Mr. Wolhendler, hands filled with mezuzos and accompanied by Administrator Katz and Director of Business Development Mordechai (“Marty”) Follman, next made his rounds of the office’s doorways, honoring various agency leaders and staff members with ceremonial mezuzah mountings.

These included Hamaspik Choice leader Bernath, Executives Moses Wertheimer and Joel Freund, HamaspikCare’s Downstate outreach director Ben Kolman, Orange County Outreach Specialist Joel Nojovitz and bookkeeper Yossi Podrigal.

Hamaspik of Kings County Director of Development Naftali Tessler was also recognized by being honored with the putting up of a mezuzah. (Most doorways get one.)  Naturally, Messrs. Katz and Wolhendler were also honored with mezuzah installations of their own.

A will and a way

With mezuzos securely in place throughout the facility, celebrants sat down to do lunch.

Some 20 minutes later, Hamaspik founder and Hamaspik of Rockland County Executive Director Meyer Wertheimer rose to share a few heartfelt remarks.  Mr. Wertheimer first thanked all the guests from coming from near and far to celebrate yet another new chapter in Hamaspik history—a history marked by the agency’s parlaying of its deep community grassroots and unparalleled cultural familiarity into a comprehensive and ever-expanding non-profit agency that speaks the community’s language.

“When there’s a will, there’s a way,” Mr. Wertheimer declared, proudly praising the hardworking downstate staff for their relentless push to make the new office a reality.

HamaspikCare Administrator Katz next spoke, dwelling briefly on the now-completed project’s history from initial germ to final product.  After acknowledging several staff members and their devotion, Mr. Katz singled out Wolhendler for a special thank-you, highlighting his “one hundred percent involvement” in the entire effort from start to finish.

Mr. Wolhendler was then surprised with a gift—a sizable decorative vase for his own home, a gesture not just to himself but to his own family, too, in appreciation for the endless late nights and early mornings hard at work away from home.

Wolhendler was then asked to share a few words.

The Downstate Director first personally thanked several key employees for their vital contributions.  He mentioned Mr. Tessler for his overall involvement, recently-hired Office/Maintenance Manager Yehoshua Waldman for hitting the ground running (and then taking off in a blur!), Family Care Liaison/IT Manager Moses Maleh for his assistance, and computer whiz Rubinstein for being “on the job all the time.”
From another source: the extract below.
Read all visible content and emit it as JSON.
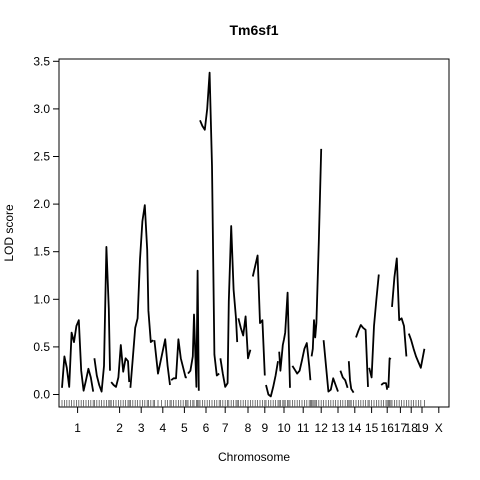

Drawing inspiration from his own past experiences explaining what a mezuzah is to someone unfamiliar with Jewish laws and customs, Mr. Wolhendler touched upon the spiritual message of the mezuzah, and expanded that to HamaspikCare’s greater mission and the work that it does.
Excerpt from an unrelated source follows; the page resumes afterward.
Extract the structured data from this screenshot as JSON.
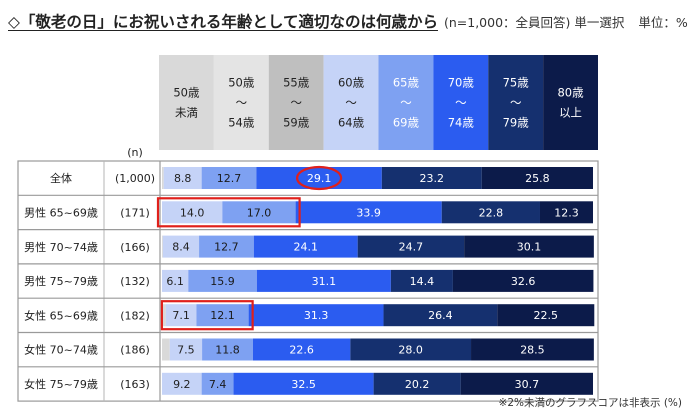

Mr. Wolhendler also quickly reviewed HamaspikCare’s downstate history, recalling how the licensed home-care services agency (LHCSA)—which opened over five years ago in upstate Rockland County—had initially put a desk in a corner of the NYSHA Clinic to serve as its new satellite base from which to reach out to the entire Big Apple.

Just a few short years later, HamaspikCare of the downstate region is a force to be reckoned with, both throughout Brooklyn and beyond.
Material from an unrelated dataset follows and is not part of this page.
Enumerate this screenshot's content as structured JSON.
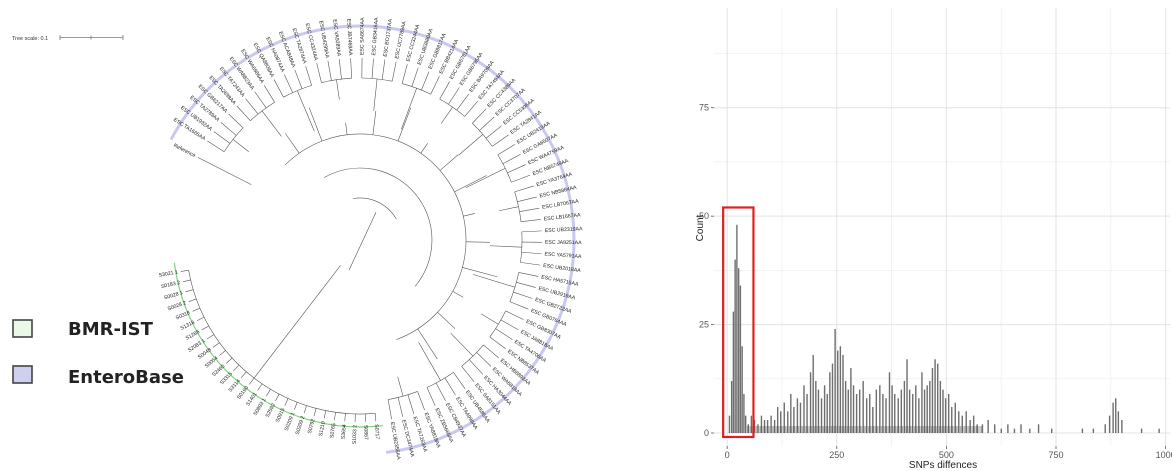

The Downstate Director also thanked HR Director Kolman for his constant assistance to HamaspikCare patients, and likewise acknowledged Mr. Podrigal for keeping the inner gears and pulleys turning.

Groundwork for the next stage

With remarks concluded and most guests out the door and back to the remainder of their workdays, the HamaspikCare staff of the new office, which had enjoyed an hours-long break during the inaugural luncheon, marched back in and took up positions at their desks as if nothing had happened.  Even Mr. Rubinstein, Hamaspik’s upstate computer technician and a guest at the proceedings, was seen at the front desk’s computer, intently ironing out some last-minute glitch.

In the work area just outside Mr. Wolhendler’s office, as well as in the open space on the floor’s other side, are several empty desks.   

Room for expansion, the Downstate Director explains.